Patience is a Virtue

I feel like I have 200 things I want to say, but I can only say a few of them.
I feel like I feel that way a lot.

I have all this stuff bottled up, all of these things that I would absolutely LOVE to be outspoken about but "common sense" and "patience" tell me otherwise. See, I have this way of thinking and communicating where I just want to let everyone in on my "secret" passions and desires. I guess I just trust everyone. Everyone is worthy to hear about them. Not saying you'd particularly want to...
But do you ever have times like that? Because not only do I feel like that all of the time, I also feel like no one else experiences this. Which obviously, is false, but it feels that way.
I feel like I give too much of myself to people sometimes. Maybe it would mean more if I stretched it out over time? I don't know.


All of my classes are going well. An online gen ed (Diseases and the Systems They Affect), Cinema Studies (US), Arabic, Single Cam, and a stupid math class.
The only two I'm actually excited about are Cinema Studies and Arabic. Arabic, because I can't wait to learn more, and the teacher isn't too bad to look at. She's this cute Tunisian with this amazing passion to teach us all. Maybe I can get some...EXTRA credit yeah? yeah????
Anyways, Cinema Studies will be good because we're writing papers about the movies we watch, like all the other cinema studies courses I've taken. So that's fun.

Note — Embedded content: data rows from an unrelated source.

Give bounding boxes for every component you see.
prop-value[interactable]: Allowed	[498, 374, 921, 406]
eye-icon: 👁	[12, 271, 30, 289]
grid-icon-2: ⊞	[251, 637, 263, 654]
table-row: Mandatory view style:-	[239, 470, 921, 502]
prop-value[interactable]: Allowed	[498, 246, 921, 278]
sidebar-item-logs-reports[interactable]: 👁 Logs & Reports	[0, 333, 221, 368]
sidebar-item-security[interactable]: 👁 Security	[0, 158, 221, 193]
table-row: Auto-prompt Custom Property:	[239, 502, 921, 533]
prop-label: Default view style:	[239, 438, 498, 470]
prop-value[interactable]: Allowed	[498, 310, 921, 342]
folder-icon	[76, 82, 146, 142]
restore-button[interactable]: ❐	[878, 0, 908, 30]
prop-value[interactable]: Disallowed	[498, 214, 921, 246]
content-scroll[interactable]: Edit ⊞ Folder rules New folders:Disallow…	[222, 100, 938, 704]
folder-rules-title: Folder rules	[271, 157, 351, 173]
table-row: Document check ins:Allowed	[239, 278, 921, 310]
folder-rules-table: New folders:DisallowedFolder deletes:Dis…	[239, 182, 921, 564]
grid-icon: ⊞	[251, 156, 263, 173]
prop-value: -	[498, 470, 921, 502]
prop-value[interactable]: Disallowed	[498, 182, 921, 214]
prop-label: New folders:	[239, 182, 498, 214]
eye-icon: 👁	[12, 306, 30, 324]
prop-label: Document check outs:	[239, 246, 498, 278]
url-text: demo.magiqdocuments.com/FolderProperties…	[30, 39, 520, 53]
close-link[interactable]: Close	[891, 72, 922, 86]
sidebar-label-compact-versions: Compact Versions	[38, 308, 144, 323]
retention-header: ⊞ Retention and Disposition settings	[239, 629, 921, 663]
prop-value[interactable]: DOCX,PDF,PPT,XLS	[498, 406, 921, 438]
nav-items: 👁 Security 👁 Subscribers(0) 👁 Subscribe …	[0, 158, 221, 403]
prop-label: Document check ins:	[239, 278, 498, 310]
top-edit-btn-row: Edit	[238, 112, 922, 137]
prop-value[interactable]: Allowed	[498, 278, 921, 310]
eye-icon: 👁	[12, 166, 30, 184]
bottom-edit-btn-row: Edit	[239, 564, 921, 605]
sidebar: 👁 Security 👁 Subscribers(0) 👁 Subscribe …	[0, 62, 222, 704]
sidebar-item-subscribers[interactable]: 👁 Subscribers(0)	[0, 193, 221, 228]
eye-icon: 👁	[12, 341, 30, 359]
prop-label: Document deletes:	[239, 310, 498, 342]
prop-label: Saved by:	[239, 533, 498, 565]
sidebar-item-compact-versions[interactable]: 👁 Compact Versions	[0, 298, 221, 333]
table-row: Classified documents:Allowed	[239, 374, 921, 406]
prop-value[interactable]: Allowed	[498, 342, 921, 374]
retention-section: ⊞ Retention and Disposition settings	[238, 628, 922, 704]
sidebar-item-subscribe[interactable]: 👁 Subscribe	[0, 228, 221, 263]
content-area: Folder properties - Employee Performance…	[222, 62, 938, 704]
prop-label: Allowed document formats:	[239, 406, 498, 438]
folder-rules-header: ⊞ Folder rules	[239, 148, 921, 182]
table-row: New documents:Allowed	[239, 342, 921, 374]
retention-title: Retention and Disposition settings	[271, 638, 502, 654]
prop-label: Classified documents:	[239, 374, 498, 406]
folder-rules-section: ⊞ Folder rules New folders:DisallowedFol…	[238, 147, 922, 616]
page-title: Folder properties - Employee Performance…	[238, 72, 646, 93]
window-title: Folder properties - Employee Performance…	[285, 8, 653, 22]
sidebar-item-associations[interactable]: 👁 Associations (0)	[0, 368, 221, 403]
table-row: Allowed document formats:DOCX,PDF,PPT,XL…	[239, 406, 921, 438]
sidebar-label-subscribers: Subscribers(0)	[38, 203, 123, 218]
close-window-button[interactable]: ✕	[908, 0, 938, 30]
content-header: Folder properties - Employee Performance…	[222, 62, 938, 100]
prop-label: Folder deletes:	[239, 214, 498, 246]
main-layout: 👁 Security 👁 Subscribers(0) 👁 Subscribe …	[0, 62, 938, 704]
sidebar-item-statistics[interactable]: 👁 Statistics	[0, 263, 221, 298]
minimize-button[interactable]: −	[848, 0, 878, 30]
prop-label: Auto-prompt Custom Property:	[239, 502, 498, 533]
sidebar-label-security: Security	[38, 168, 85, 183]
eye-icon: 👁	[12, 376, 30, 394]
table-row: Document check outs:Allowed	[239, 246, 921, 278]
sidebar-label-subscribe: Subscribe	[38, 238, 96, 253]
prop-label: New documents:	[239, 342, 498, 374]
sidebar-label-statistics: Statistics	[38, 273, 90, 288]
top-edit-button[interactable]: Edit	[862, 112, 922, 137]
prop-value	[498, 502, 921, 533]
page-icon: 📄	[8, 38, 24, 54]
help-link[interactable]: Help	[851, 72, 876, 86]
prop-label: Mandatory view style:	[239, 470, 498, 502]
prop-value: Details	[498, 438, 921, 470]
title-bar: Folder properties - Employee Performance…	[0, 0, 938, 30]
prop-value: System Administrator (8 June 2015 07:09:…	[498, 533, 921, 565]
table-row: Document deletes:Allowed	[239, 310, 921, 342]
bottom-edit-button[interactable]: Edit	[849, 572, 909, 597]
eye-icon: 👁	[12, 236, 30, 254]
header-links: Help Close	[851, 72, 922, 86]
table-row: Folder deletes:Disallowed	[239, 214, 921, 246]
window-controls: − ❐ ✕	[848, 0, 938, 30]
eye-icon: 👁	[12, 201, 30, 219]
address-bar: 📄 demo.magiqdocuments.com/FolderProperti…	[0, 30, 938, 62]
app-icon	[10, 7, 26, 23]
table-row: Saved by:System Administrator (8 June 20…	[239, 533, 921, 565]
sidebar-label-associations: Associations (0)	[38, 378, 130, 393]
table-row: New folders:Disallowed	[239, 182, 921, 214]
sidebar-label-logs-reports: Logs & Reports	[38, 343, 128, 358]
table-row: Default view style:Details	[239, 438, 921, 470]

I'm just looking forward to this semester to be over. I'm sure it will be fun, and I'll get a lot out of it. But really, if April was here already, I wouldn't be upset.

1 comment:

redneckzilla said...

HIT THAT TUNISIAN AND QUIT IT DOG YOU FILL ME?

I hope this semester passes easily. Don't neg on yourself. Just get it out in your journal. Or photos. Make something with your hands.

Don't get all bottled up. Make bottles pop. Petron. Rap song. Something. I'm not making any sense.